Tra i presenti c’era un’agente donna - anche lei indagata per il reato di tortura, della quale i pubblici ministeri hanno chiesto l’intedizione dall’impiego - che rideva e insultava il fermato minacciandolo con lo spray urticante: “Giuro che ti spruzzo adesso”, “Dai raga, vi prego, un’altra spruzzata!”, “Tagliatelo se ti fa male il cazzo”. Per i pm rappresentano la prova di una “palese adesione e non irrilevante contributo concorsuale alla commissione dell’azione delittuosa, oltreché l’accanimento mostrato nei confronti della persona offesa”.

Sono ulteriori dettagli dell’inchiesta che ha condotto cinque poliziotti del Reparto Volanti agli arresti domiciliari, e all’iscrizione di altri 17 nel registro degli indagati; per loro pendono le richieste di misure interdittive sulle quali dovrà pronunciarsi il giudice, probabilmente dopo gli interrogatori previsti per la prossima settimana. I nuovi particolari emergono dagli atti allegati all’inchiesta, insieme ai fotogrammi dei filmati degli impianti di sorveglianza interni alla Questura, ora a disposizione degli avvocati difensori. Un insieme di indizi da cui si deduce, secondo la Procura e il gip, che gli inquisiti “hanno inteso l’appartenenza alla Polizia di Stato come occasione per tenere condotte illecite”, insieme alla “consuetudine nell’utilizzo ingiustificato di violenza fisica su soggetti sottoposti a controllo o fermo”.

Dall’estate 2022 e fino a dicembre, la Squadra mobile veronese ha indagato sui loro colleghi raccogliendo le prove delle violenze e degli altri reati contestati, primo fra tutti la falsificazione dei verbali. Ma nell’ultima fase degli accertamenti, i poliziotti sotto osservazione si sono accorti di avere gli occhi addosso.

Provando a prendere precauzioni, per rendere più difficile il lavoro degli investigatori. Hanno cominciato a cercare telecamere e microspie nelle stanze in cui s’incontravano, a volte salendo su seggiole e scrivanie per vedere se fossero nascosti nei lampadari; tutto documentato nelle informative della Mobile.
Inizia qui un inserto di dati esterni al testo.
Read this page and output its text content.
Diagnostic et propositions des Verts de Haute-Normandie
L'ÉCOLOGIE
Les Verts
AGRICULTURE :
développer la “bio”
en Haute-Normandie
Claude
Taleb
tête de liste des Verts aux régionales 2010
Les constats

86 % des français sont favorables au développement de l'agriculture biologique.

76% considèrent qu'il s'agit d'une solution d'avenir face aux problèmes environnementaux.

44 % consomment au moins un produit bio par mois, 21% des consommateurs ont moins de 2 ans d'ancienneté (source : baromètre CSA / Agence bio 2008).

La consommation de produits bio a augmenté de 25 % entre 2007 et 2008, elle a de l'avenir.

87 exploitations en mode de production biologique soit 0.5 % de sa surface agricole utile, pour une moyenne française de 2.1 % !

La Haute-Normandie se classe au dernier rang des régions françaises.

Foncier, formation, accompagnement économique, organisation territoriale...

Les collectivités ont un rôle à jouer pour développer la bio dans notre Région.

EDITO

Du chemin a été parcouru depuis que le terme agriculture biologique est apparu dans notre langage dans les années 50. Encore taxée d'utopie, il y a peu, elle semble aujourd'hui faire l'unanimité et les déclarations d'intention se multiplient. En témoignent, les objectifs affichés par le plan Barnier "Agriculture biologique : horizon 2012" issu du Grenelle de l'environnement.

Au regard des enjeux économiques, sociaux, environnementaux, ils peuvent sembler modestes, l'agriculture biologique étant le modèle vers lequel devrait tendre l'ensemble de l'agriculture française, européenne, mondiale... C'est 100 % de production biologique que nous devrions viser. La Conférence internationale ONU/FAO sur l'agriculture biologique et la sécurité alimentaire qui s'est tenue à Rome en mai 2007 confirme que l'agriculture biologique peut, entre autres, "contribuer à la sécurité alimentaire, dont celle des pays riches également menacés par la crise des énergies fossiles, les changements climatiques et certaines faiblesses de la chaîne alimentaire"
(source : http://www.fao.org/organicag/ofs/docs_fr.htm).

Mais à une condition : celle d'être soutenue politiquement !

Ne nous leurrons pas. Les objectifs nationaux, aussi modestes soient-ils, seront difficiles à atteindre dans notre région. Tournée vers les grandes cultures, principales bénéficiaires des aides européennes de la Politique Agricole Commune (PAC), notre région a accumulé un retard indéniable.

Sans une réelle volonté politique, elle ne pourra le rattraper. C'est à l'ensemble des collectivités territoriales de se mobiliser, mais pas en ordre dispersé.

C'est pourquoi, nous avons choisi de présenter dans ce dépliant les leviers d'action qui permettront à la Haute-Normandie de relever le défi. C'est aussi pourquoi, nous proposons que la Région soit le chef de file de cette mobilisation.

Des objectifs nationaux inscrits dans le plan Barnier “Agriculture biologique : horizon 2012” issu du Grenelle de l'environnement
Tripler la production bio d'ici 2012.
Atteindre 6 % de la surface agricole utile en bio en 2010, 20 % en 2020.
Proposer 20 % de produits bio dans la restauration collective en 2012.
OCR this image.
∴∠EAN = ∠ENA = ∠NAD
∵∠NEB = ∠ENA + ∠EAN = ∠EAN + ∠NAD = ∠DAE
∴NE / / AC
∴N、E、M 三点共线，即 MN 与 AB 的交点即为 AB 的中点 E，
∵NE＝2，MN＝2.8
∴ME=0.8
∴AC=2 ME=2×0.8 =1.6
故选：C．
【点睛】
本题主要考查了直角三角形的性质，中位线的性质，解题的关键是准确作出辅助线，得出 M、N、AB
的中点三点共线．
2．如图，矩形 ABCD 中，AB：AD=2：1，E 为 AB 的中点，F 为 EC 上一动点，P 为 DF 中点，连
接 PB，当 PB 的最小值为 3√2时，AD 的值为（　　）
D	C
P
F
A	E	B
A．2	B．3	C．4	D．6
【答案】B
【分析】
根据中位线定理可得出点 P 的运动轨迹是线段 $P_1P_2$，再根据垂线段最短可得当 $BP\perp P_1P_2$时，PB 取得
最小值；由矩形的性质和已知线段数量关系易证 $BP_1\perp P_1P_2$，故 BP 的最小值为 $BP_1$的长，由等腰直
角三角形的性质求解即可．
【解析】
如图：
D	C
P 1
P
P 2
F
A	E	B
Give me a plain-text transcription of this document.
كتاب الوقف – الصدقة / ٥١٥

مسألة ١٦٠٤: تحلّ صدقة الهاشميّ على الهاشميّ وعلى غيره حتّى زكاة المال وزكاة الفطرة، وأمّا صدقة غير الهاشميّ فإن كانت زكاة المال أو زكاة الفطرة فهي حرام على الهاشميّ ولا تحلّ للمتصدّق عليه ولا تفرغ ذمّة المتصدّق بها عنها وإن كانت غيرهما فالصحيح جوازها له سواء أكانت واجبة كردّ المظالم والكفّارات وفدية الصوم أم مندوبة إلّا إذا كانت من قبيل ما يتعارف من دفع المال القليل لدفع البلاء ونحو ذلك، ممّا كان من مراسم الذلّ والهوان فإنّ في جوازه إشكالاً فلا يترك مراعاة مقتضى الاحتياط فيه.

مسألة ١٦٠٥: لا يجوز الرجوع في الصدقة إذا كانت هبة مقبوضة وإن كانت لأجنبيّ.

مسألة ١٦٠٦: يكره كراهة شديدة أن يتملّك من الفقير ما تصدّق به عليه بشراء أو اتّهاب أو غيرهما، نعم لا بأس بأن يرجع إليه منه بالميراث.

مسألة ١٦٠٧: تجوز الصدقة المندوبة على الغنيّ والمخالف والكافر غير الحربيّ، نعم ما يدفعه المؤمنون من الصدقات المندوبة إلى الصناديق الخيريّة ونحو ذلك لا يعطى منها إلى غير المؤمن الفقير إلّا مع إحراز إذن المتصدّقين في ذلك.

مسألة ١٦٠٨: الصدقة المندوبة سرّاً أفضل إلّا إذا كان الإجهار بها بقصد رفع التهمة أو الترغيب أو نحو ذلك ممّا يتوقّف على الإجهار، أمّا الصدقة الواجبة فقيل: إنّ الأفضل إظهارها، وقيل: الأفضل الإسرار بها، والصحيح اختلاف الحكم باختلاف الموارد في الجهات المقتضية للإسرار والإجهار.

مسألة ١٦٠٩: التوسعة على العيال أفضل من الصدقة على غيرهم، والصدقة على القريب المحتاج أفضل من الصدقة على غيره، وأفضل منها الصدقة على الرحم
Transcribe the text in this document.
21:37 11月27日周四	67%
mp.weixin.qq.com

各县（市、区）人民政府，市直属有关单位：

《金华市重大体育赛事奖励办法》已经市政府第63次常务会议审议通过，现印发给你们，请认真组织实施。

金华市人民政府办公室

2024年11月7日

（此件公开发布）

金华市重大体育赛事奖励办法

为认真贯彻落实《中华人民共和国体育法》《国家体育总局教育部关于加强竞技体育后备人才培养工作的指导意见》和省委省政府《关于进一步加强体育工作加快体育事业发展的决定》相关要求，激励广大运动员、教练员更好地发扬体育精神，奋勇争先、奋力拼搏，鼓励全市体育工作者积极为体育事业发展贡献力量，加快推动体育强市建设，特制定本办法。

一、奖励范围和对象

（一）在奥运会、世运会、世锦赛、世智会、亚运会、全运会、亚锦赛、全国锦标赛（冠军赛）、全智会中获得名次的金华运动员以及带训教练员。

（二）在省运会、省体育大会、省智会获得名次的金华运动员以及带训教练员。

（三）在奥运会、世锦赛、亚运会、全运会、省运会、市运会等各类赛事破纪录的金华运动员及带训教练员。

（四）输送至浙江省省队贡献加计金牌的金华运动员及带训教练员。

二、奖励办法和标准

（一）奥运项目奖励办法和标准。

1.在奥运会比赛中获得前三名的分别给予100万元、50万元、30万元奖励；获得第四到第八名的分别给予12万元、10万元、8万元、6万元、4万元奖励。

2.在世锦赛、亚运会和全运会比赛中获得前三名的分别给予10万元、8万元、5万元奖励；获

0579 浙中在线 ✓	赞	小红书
Come l’incontro in Questura del 5 dicembre tra l’assistente capo (uno degli arrestati) e il vice-ispettore, indagato: “Quest’ultimo, evidentemente temendo di essere intercettato, prende un foglietto e dopo aver manoscritto qualcosa lo mostra al collega, il quale commenta chiedendogli contezza circa il contenuto di quanto appena letto. A questo punto riprende il foglietto, lo strappa e lo getta nel cestino sito nel corridoio, quindi fa cenno al collega di seguirlo e i due escono dall’ufficio”. Forse temendo ciò che sarebbe stato scoperto. Un mese prima alcuni agenti commentavano il cattivo stato di salute di un fermato facendo riferimenti scherzosi a Stefano Cucchi.

L’8 novembre, altri tre sono stati registrati mentre “parlano del fatto che l’ex dirigente dell’Ufficio Volanti, nonostante i vari problemi che coinvolgono gli operatori del Nucleo, dei quali lei era a conoscenza, è stata trasferita al momento giusto senza alcuna ripercussione”. In un’intercettazione del 27 novembre è citato un sovrintendente (ora indagato) che “nonostante il periodo in cui il loro Ufficio è attenzionato, ha picchiato un soggetto e ne ha denunciati altri due”.